The first supervisor to push a button to get his or her name on the electronic roster to speak can make the first nomination to replace Mayor Gavin Newsom, who is leaving to become lieutenant governor. That nomination will be the first one voted on once all the suggestions are made. The first nominee to receive six votes on the 11-member board once Newsom leaves office will officially get to use the title "Mayor."

The order of subsequent nominations and votes may be strategically inconsequential, especially in the beginning when the likelihood of anyone having enough votes to secure the mayor’s job is remote. But it has drawn the attention of City Hall insiders who are debating the potential benefits and disadvantages of any of the rules governing the selection of the person who will fill out the year remaining on Newsom’s term.

The provision dictating how nominations will be opened is just one of many rules that will guide the Board of Supervisors as it sets out on this most unusual task as early as next week.

Supervisor Sean Elsbernd called the decision "the most important vote we will ever cast as members of this board, and it’s a vote that every San Franciscan is watching."

The last time the San Francisco Board of Supervisors selected a new mayor was 32 years ago when then-Mayor George Moscone was assassinated in his City Hall office.

Last Tuesday, the board spent hours debating the nomination process. For devotees of City Hall politics, the meeting was a must-see event that highlighted the split between the left-leaning progressives, who hold a slim majority, and the moderates. Both camps jockeyed for an edge.

There was cussing, verbal sparring, head-scratching, grandstanding, plenty of lawyering and lots of confusion, especially when amendments were amended and then amended again.

Under the process finally agreed upon, and unanimously at that, the Board of Supervisors will sit as a committee of the whole and each supervisor can make one nomination from the floor in Round One.

No supervisor can vote for nor nominate himself or herself; the successor mayor does not have to be a supervisor.

Any supervisor who is nominated and accepts the nomination will be sequestered and cannot participate in the process; they can watch the proceedings on TV from their offices, but they can’t be in contact with any of their colleagues - no tweeting, Facebook posts, e-mails, instant messaging.

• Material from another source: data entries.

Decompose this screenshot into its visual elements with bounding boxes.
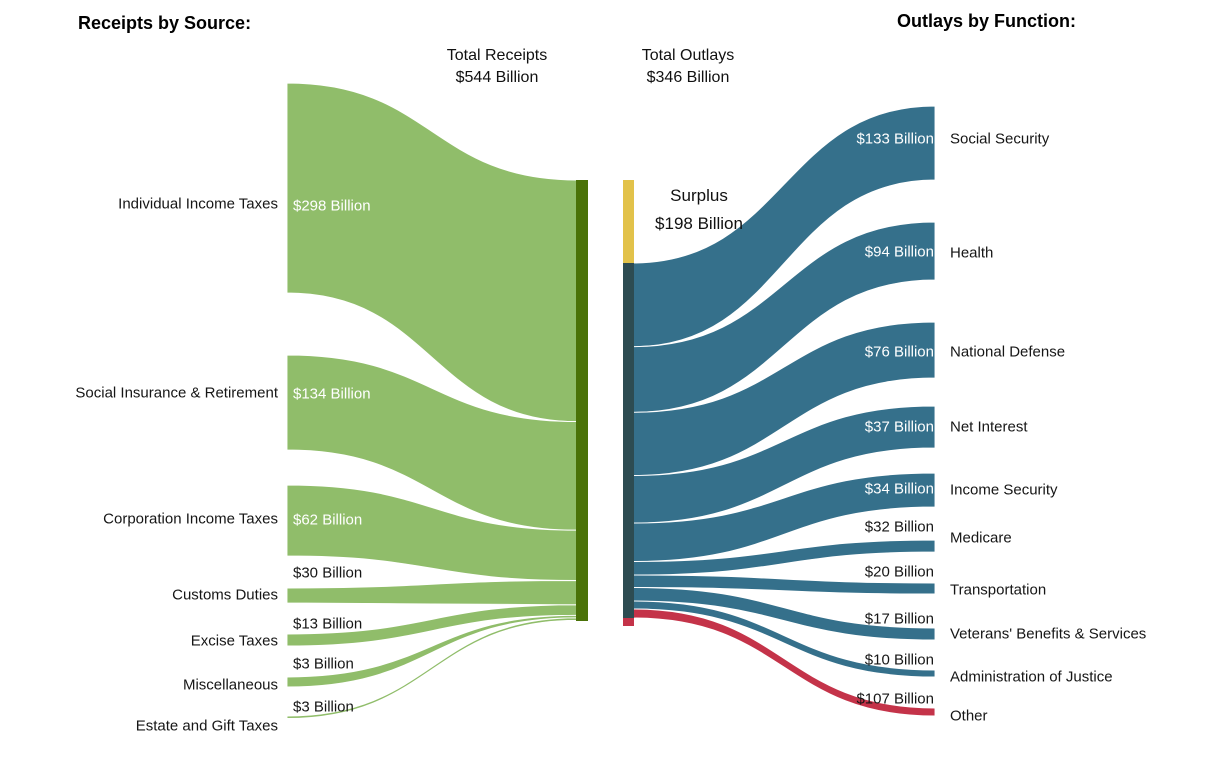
outlay-category-label-income-security: Income Security bbox=[950, 481, 1058, 499]
receipt-value-label-miscellaneous: $3 Billion bbox=[293, 655, 354, 673]
flow-outlay-other bbox=[632, 608, 936, 717]
outlay-value-label-medicare: $32 Billion bbox=[864, 518, 934, 536]
outlay-value-label-veterans-benefits-services: $17 Billion bbox=[864, 610, 934, 628]
outlay-category-label-national-defense: National Defense bbox=[950, 343, 1066, 361]
surplus-node-bar bbox=[623, 180, 634, 263]
outlay-value-label-net-interest: $37 Billion bbox=[864, 418, 934, 436]
total-outlays-label: Total Outlays $346 Billion bbox=[618, 45, 758, 89]
receipts-title: Receipts by Source: bbox=[78, 13, 252, 33]
outlay-category-label-net-interest: Net Interest bbox=[950, 418, 1028, 436]
receipt-category-label-corporation-income-taxes: Corporation Income Taxes bbox=[103, 510, 278, 528]
flow-outlay-national-defense bbox=[632, 321, 936, 477]
total-receipts-node-bar bbox=[576, 180, 588, 621]
surplus-value: $198 Billion bbox=[655, 214, 743, 233]
total-receipts-label: Total Receipts $544 Billion bbox=[427, 45, 567, 89]
receipt-value-label-corporation-income-taxes: $62 Billion bbox=[293, 511, 363, 529]
flow-outlay-transportation bbox=[632, 574, 936, 595]
receipt-category-label-individual-income-taxes: Individual Income Taxes bbox=[118, 195, 278, 213]
outlay-value-label-administration-of-justice: $10 Billion bbox=[864, 651, 934, 669]
receipt-category-label-excise-taxes: Excise Taxes bbox=[190, 632, 278, 650]
outlay-value-label-income-security: $34 Billion bbox=[864, 480, 934, 498]
total-receipts-value: $544 Billion bbox=[455, 69, 539, 86]
outlay-value-label-national-defense: $76 Billion bbox=[864, 343, 934, 361]
outlay-value-label-social-security: $133 Billion bbox=[856, 130, 934, 148]
total-receipts-line1: Total Receipts bbox=[446, 47, 548, 64]
outlay-value-label-health: $94 Billion bbox=[864, 243, 934, 261]
total-outlays-line1: Total Outlays bbox=[641, 47, 735, 64]
receipt-category-label-miscellaneous: Miscellaneous bbox=[182, 676, 278, 694]
receipt-category-label-estate-and-gift-taxes: Estate and Gift Taxes bbox=[135, 717, 278, 735]
receipt-value-label-estate-and-gift-taxes: $3 Billion bbox=[293, 698, 354, 716]
outlay-category-label-veterans-benefits-services: Veterans' Benefits & Services bbox=[950, 625, 1147, 643]
outlay-value-label-transportation: $20 Billion bbox=[864, 563, 934, 581]
outlay-category-label-other: Other bbox=[950, 707, 988, 725]
outlay-value-label-other: $107 Billion bbox=[856, 690, 934, 708]
outlay-category-label-transportation: Transportation bbox=[950, 581, 1047, 599]
receipt-value-label-individual-income-taxes: $298 Billion bbox=[293, 197, 371, 215]
flow-outlay-income-security bbox=[632, 472, 936, 562]
receipt-value-label-social-insurance-retirement: $134 Billion bbox=[293, 385, 371, 403]
surplus-label: Surplus $198 Billion bbox=[620, 182, 778, 238]
receipt-value-label-customs-duties: $30 Billion bbox=[293, 564, 363, 582]
outlay-category-label-medicare: Medicare bbox=[950, 529, 1012, 547]
surplus-line1: Surplus bbox=[670, 186, 728, 205]
outlays-title: Outlays by Function: bbox=[897, 11, 1077, 31]
flow-outlay-net-interest bbox=[632, 405, 936, 524]
flow-outlay-administration-of-justice bbox=[632, 600, 936, 678]
outlay-category-label-administration-of-justice: Administration of Justice bbox=[950, 668, 1113, 686]
total-outlays-value: $346 Billion bbox=[646, 69, 730, 86]
outlay-category-label-health: Health bbox=[950, 244, 994, 262]
other-node-bar-segment bbox=[623, 618, 634, 626]
total-outlays-node-bar bbox=[623, 263, 634, 618]
flow-outlay-medicare bbox=[632, 539, 936, 576]
outlay-category-label-social-security: Social Security bbox=[950, 130, 1050, 148]
flow-outlay-veterans-benefits-services bbox=[632, 587, 936, 641]
flow-receipt-customs-duties bbox=[286, 580, 578, 606]
flow-outlay-health bbox=[632, 221, 936, 413]
receipt-category-label-social-insurance-retirement: Social Insurance & Retirement bbox=[75, 384, 278, 402]
receipt-value-label-excise-taxes: $13 Billion bbox=[293, 615, 363, 633]
flow-outlay-social-security bbox=[632, 105, 936, 348]
receipt-category-label-customs-duties: Customs Duties bbox=[172, 586, 278, 604]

The remaining supervisors then will vote on each nomination in the order it was received. If no one is selected in the initial round of nominations, the process will begin anew. The same supervisor can be voted on in subsequent rounds, but would be barred from voting for anyone unless he or she withdraws from consideration.

The first person to get six votes will get the committee’s recommendation. The committee immediately will reconvene as the full board and vote again.

Among the many possible contenders are Board of Supervisors President David Chiu, Supervisors David Campos and Ross Mirkarimi, Assemblyman Tom Ammiano, state Sen. Mark Leno, Sheriff Mike Hennessey, City Attorney Dennis Herrera, former City Attorney Louise Renne, San Francisco Public Utilities chief Ed Harrington, former Mayors Art Agnos and Willie Brown, and Newsom Chief of Staff Steve Kawa.

If the board makes its pick before Newsom is sworn in Jan. 3, the selection would have to be voted on yet again once Newsom is gone.

And if there’s no agreement? The board president will serve as acting mayor - and retain the supervisor’s seat - until an interim mayor is chosen or until the mayor elected by voters next November takes office in January 2012.

Ultimately, the current board may not choose San Francisco’s interim mayor. Come Jan. 8, four of the veterans will be termed out and replaced.

Given the hourslong debate to just come up with a process - which Supervisor Chris Daly described as "Swiss cheese" - no one expects picking an interim mayor to be quick and easy.

"It’s the highest-stakes card game in decades, only 11 people get to play, and nobody knows what a winning hand looks like," said veteran City Hall observer Alex Clemens, a former Board of Supervisors aide who now runs a political consulting firm.

The selection, he added, "will be decided by a complex combination of trust, mistrust, the discipline of the progressive majority on the Board of Supervisors - or lack thereof - history, relationships, and sheer force of will."